The complexity class $\mathrm{MIP^*}$ includes the set of languages that can be efficiently verified by a classical, polynomially-bounded verifier, engaging with two quantum provers that can share (potentially infinite) entanglement, but are otherwise forbidden to signal to each other. The complexity class $\mathrm{RE}$ includes recursively enumerable problems, the Halting Problem being a complete problem therein.
A recent breakthrough of Ji, Natarajan, Vidick, Wright, and Yuen in quantum complexity theory is $\mathrm{MIP^*=RE}$. This is, in a way, a quantum analog of the classical result that $\mathrm{MIP=NEXP}$, but shows that shared quantum entanglement in a potentially infinite-dimensional Hilbert space is much much more powerful than that allowed in the (unentangled) classical setting.

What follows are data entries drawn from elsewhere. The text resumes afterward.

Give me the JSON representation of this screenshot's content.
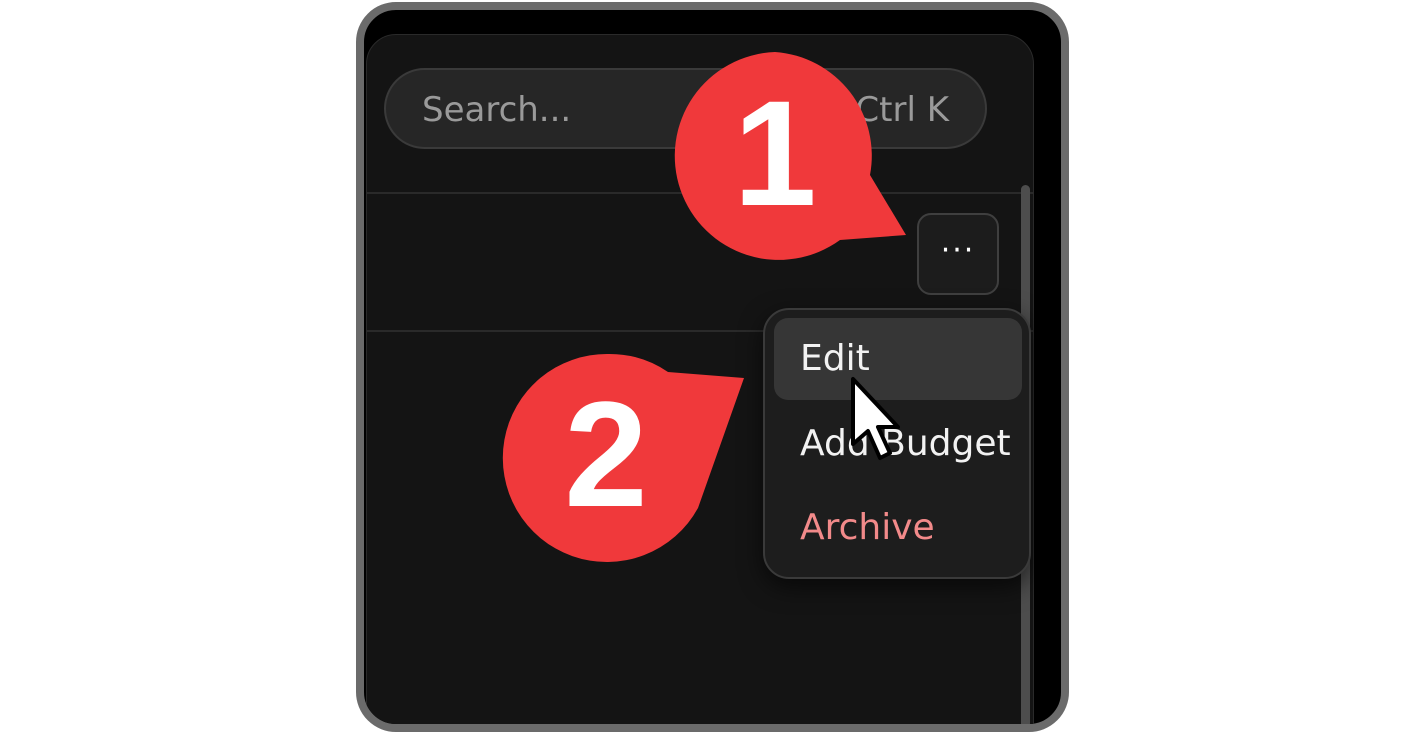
{
  "search": {
    "placeholder": "Search...",
    "shortcut": "Ctrl K"
  },
  "row_actions": {
    "more_label": "···"
  },
  "menu": {
    "items": [
      {
        "label": "Edit",
        "state": "hovered"
      },
      {
        "label": "Add Budget",
        "state": "normal"
      },
      {
        "label": "Archive",
        "state": "danger"
      }
    ]
  },
  "callouts": [
    {
      "label": "1"
    },
    {
      "label": "2"
    }
  ],
  "colors": {
    "callout": "#f0393b",
    "danger_text": "#f28a8a",
    "panel_bg": "#141414",
    "frame": "#6b6b6b"
  }
}
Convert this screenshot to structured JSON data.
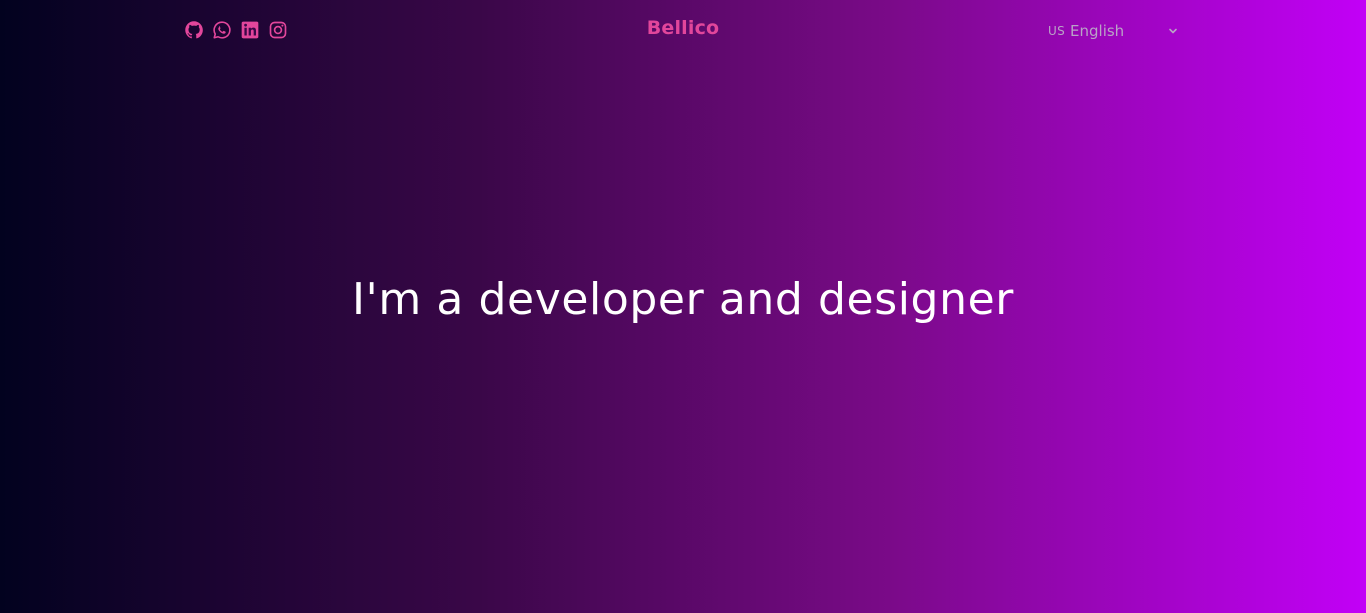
{
  "header": {
    "brand": "Bellico",
    "socials": [
      {
        "icon": "github-icon"
      },
      {
        "icon": "whatsapp-icon"
      },
      {
        "icon": "linkedin-icon"
      },
      {
        "icon": "instagram-icon"
      }
    ],
    "language": {
      "code": "US",
      "selected": "English",
      "chevron_icon": "chevron-down-icon"
    }
  },
  "hero": {
    "headline": "I'm a developer and designer"
  },
  "colors": {
    "accent": "#e2469b",
    "gradient_start": "#02021f",
    "gradient_end": "#c200f7",
    "text": "#ffffff",
    "muted": "#b9a3c6"
  }
}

Rolling back the implications of Tsirelson and others, this implies a negative answer to Connes' Embedding Problem, which is a major problem in algebra theory.
I can get my head around the complexity class $\mathrm{MIP^*}$ and that of $\mathrm{RE}$. Thanks to Yuen's lecture at the IAS, I vaguely understand Tsirelson's problem in relation to CHSH games, etc., and how it could relate to $\mathrm{MIP^*}$. Also I was able to follow a lot of Slofstra's lecture, where he mentions that Tsirelson's problem is related to finding magic squares in $\mathbb{Z}_2$, and emphasizes the relation to solving a specific word problem for finitely presented groups. Famously such word problems can be algorithmically unsolvable.
However, I know very little of even the statement of Connes' embedding problem, and I don't know how to analogize the problem to something that I'm familiar with.
According to Wikipedia, "Connes' Embedding Problem asks whether every type II1 factor on a separable Hilbert space can be embedded into some $R^\omega$."
Is the CEP itself akin to an algorithmic problem as in the word problem for a finitely generated groups? Or is it much more subtle than that?
Basically I'm looking for a statement of Connes' embedding problem that is a bit more accessible than the Wikipedia article?